Designing APIs That Scale Without Rewriting Them Later
by Arif Ikhsanudin, Backend Developer
The decisions that constrain you at 100x
The common narrative around scaling is that it is an infrastructure problem — add more servers, tune your database, add a cache layer. Infrastructure scaling is necessary. But the decisions that are genuinely hard to scale out of are API design decisions: what you put in the contract with clients.
A response schema that clients depend on cannot be changed without a version bump. An endpoint that performs a synchronous database join of four tables cannot be decoupled without changing the API. A global sequential ID scheme that reveals business metrics cannot be replaced without breaking client integrations.
These are design decisions made when the API was small. At 100x load, they are constraints you work around rather than problems you solve cleanly.
Statelessness is not just a REST principle
Stateless APIs — where each request contains all the information needed to fulfill it — are not just architecturally clean, they are horizontally scalable by default. You can add application server instances without coordinating state between them.
The places where statefulness sneaks in:
Server-side sessions: If your API tracks session state in memory or a server-local store, requests from the same session must go to the same server. This works with sticky sessions but breaks under failover and complicates deployment. Use client-side tokens (JWTs) or distributed session stores (Redis) instead.
Request-scoped context that leaks between requests: Global or thread-local state in languages with shared memory. This does not become a correctness problem until you have multiple workers or start reusing connections. Audit your middleware and request context handling.
Synchronous accumulation of derived state: An endpoint that returns "your account balance" by summing all transactions is a design that requires an increasingly expensive query as the transaction history grows. Separate commands (transactions) from queries (balance) using a materialized view or event-sourced aggregation pattern.
ID design has scaling implications
Sequential integer IDs leaking to clients create several problems:
- They reveal business metrics (order count, user count) by inspection
- They are not safe to generate at scale across multiple database shards without coordination
- They assume a single canonical sequence, which limits horizontal write scaling
ULIDs (Universally Unique Lexicographically Sortable Identifiers) or UUIDs v7 give you globally unique IDs that sort by creation time without a centralized counter. They are safe to generate in any service instance, shard, or region.
// ULID: 01HZQK7P3WVXBN4Y9MRDTJC8E6
// 48-bit millisecond timestamp + 80-bit random component
// Sorts lexicographically by creation time
// Safe to generate distributed
Expose ULIDs to clients from day one. Migrating from sequential integers to opaque IDs after clients have built integrations that parse IDs as integers is painful.

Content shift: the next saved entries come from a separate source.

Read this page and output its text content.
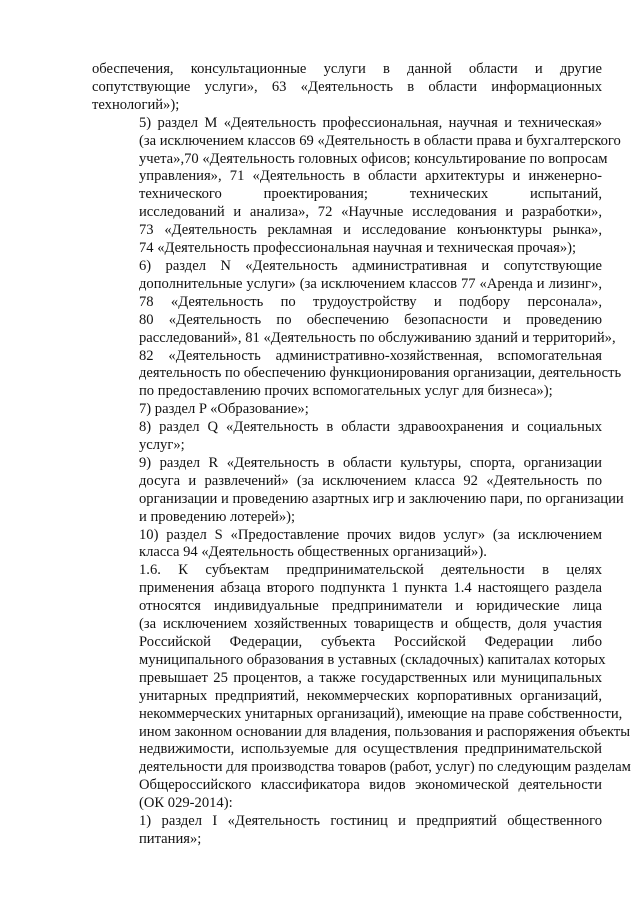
обеспечения, консультационные услуги в данной области и другие
сопутствующие услуги», 63 «Деятельность в области информационных
технологий»);

5) раздел M «Деятельность профессиональная, научная и техническая»
(за исключением классов 69 «Деятельность в области права и бухгалтерского
учета»,70 «Деятельность головных офисов; консультирование по вопросам
управления», 71 «Деятельность в области архитектуры и инженерно-
технического проектирования; технических испытаний,
исследований и анализа», 72 «Научные исследования и разработки»,
73 «Деятельность рекламная и исследование конъюнктуры рынка»,
74 «Деятельность профессиональная научная и техническая прочая»);

6) раздел N «Деятельность административная и сопутствующие
дополнительные услуги» (за исключением классов 77 «Аренда и лизинг»,
78 «Деятельность по трудоустройству и подбору персонала»,
80 «Деятельность по обеспечению безопасности и проведению
расследований», 81 «Деятельность по обслуживанию зданий и территорий»,
82 «Деятельность административно-хозяйственная, вспомогательная
деятельность по обеспечению функционирования организации, деятельность
по предоставлению прочих вспомогательных услуг для бизнеса»);

7) раздел P «Образование»;

8) раздел Q «Деятельность в области здравоохранения и социальных
услуг»;

9) раздел R «Деятельность в области культуры, спорта, организации
досуга и развлечений» (за исключением класса 92 «Деятельность по
организации и проведению азартных игр и заключению пари, по организации
и проведению лотерей»);

10) раздел S «Предоставление прочих видов услуг» (за исключением
класса 94 «Деятельность общественных организаций»).

1.6. К субъектам предпринимательской деятельности в целях
применения абзаца второго подпункта 1 пункта 1.4 настоящего раздела
относятся индивидуальные предприниматели и юридические лица
(за исключением хозяйственных товариществ и обществ, доля участия
Российской Федерации, субъекта Российской Федерации либо
муниципального образования в уставных (складочных) капиталах которых
превышает 25 процентов, а также государственных или муниципальных
унитарных предприятий, некоммерческих корпоративных организаций,
некоммерческих унитарных организаций), имеющие на праве собственности,
ином законном основании для владения, пользования и распоряжения объекты
недвижимости, используемые для осуществления предпринимательской
деятельности для производства товаров (работ, услуг) по следующим разделам
Общероссийского классификатора видов экономической деятельности
(ОК 029-2014):

1) раздел I «Деятельность гостиниц и предприятий общественного
питания»;
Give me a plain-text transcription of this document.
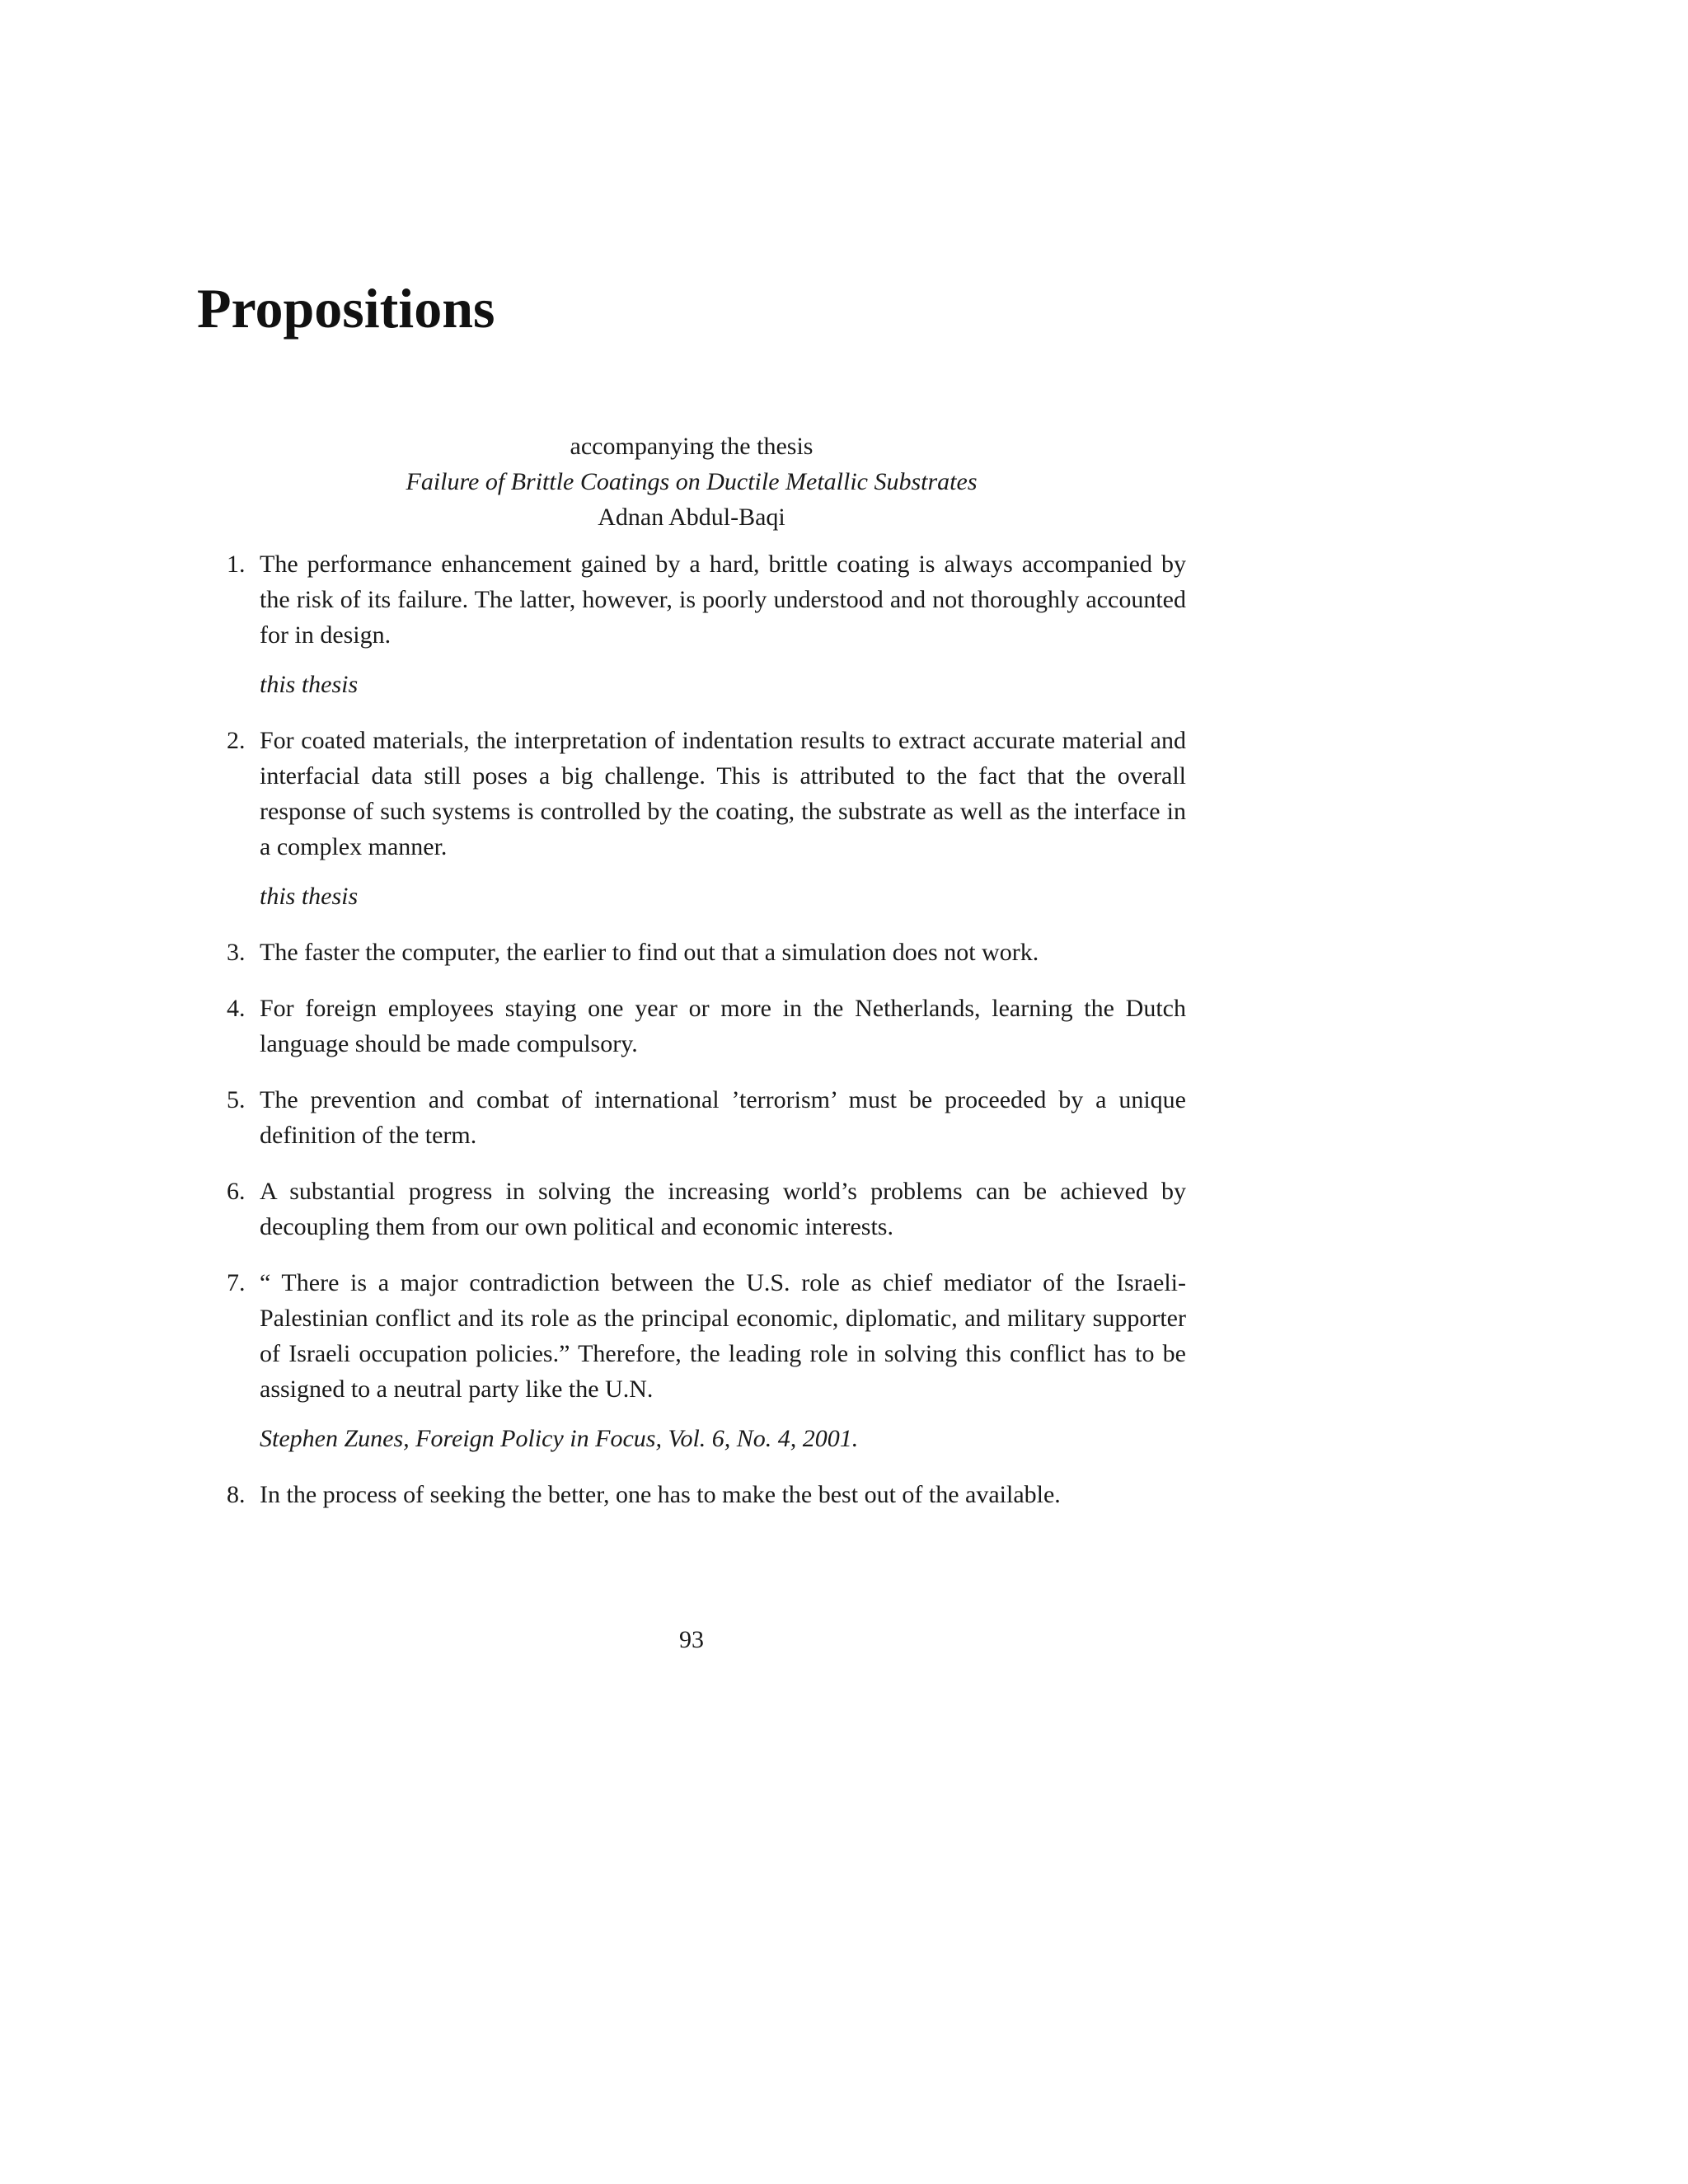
Propositions
accompanying the thesis
Failure of Brittle Coatings on Ductile Metallic Substrates
Adnan Abdul-Baqi
1. The performance enhancement gained by a hard, brittle coating is always accompanied by the risk of its failure. The latter, however, is poorly understood and not thoroughly accounted for in design.
this thesis
2. For coated materials, the interpretation of indentation results to extract accurate material and interfacial data still poses a big challenge. This is attributed to the fact that the overall response of such systems is controlled by the coating, the substrate as well as the interface in a complex manner.
this thesis
3. The faster the computer, the earlier to find out that a simulation does not work.
4. For foreign employees staying one year or more in the Netherlands, learning the Dutch language should be made compulsory.
5. The prevention and combat of international ’terrorism’ must be proceeded by a unique definition of the term.
6. A substantial progress in solving the increasing world’s problems can be achieved by decoupling them from our own political and economic interests.
7. “ There is a major contradiction between the U.S. role as chief mediator of the Israeli-Palestinian conflict and its role as the principal economic, diplomatic, and military supporter of Israeli occupation policies.” Therefore, the leading role in solving this conflict has to be assigned to a neutral party like the U.N.
Stephen Zunes, Foreign Policy in Focus, Vol. 6, No. 4, 2001.
8. In the process of seeking the better, one has to make the best out of the available.
93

Synchronous vs. asynchronous operations
The default REST pattern is synchronous: client sends request, server processes it, client gets response. This works for operations that complete in under a few seconds. It breaks for operations that take longer or involve multiple services.
The indicators that an operation should be asynchronous:
- Processing time is unpredictable (depends on file size, downstream service latency, or queue depth)
- The operation involves multiple steps that can fail independently
- The client does not need the result immediately to continue
The pattern:
POST /exports
→ 202 Accepted
{
"job_id": "job_01HZQK",
"status": "pending",
"status_url": "https://api.example.com/exports/job_01HZQK"
}
Design this from the start for operations that are clearly going to be long-running. Retrofitting async into an existing synchronous endpoint requires adding a new endpoint pattern and migrating clients — more work than getting it right initially.
Resource granularity
APIs that expose fine-grained resources force clients to make many requests to accomplish a single task. A mobile app that needs to render a user profile page making 7 API calls is a chatty API — high latency (each call is serial or requires complex parallel orchestration) and fragile (a single failure breaks the whole page).
Design for client use cases, not data model purity. A /profile endpoint that returns user data plus account status plus recent activity in a single call is not less RESTful — it is pragmatically designed for the clients that exist.
At scale, chatty APIs multiply: 7 calls per page load × N concurrent users × M page loads per minute. Batching at the API level has a disproportionate effect on load.
Idempotency is a scalability feature
In distributed systems, requests fail and get retried. If retrying a request causes a duplicate operation (double charge, double inventory deduction), your system is not safe to retry and requires complex deduplication logic on the client side.
Design mutating endpoints to be idempotent with a client-supplied idempotency key:
POST /payments
Idempotency-Key: 01HZQK7P3WVXBN
{
"amount": 9900,
"currency": "USD"
}
The server stores the response keyed by idempotency key. If the same key is submitted again (client retry after network failure), the stored response is returned without re-processing. This makes your API safe to retry at any layer — API gateway, client SDK, application code.
Store idempotency keys with a TTL (24 hours is standard). Implement the storage before you need it — adding it later requires clients to update their integration to send the header.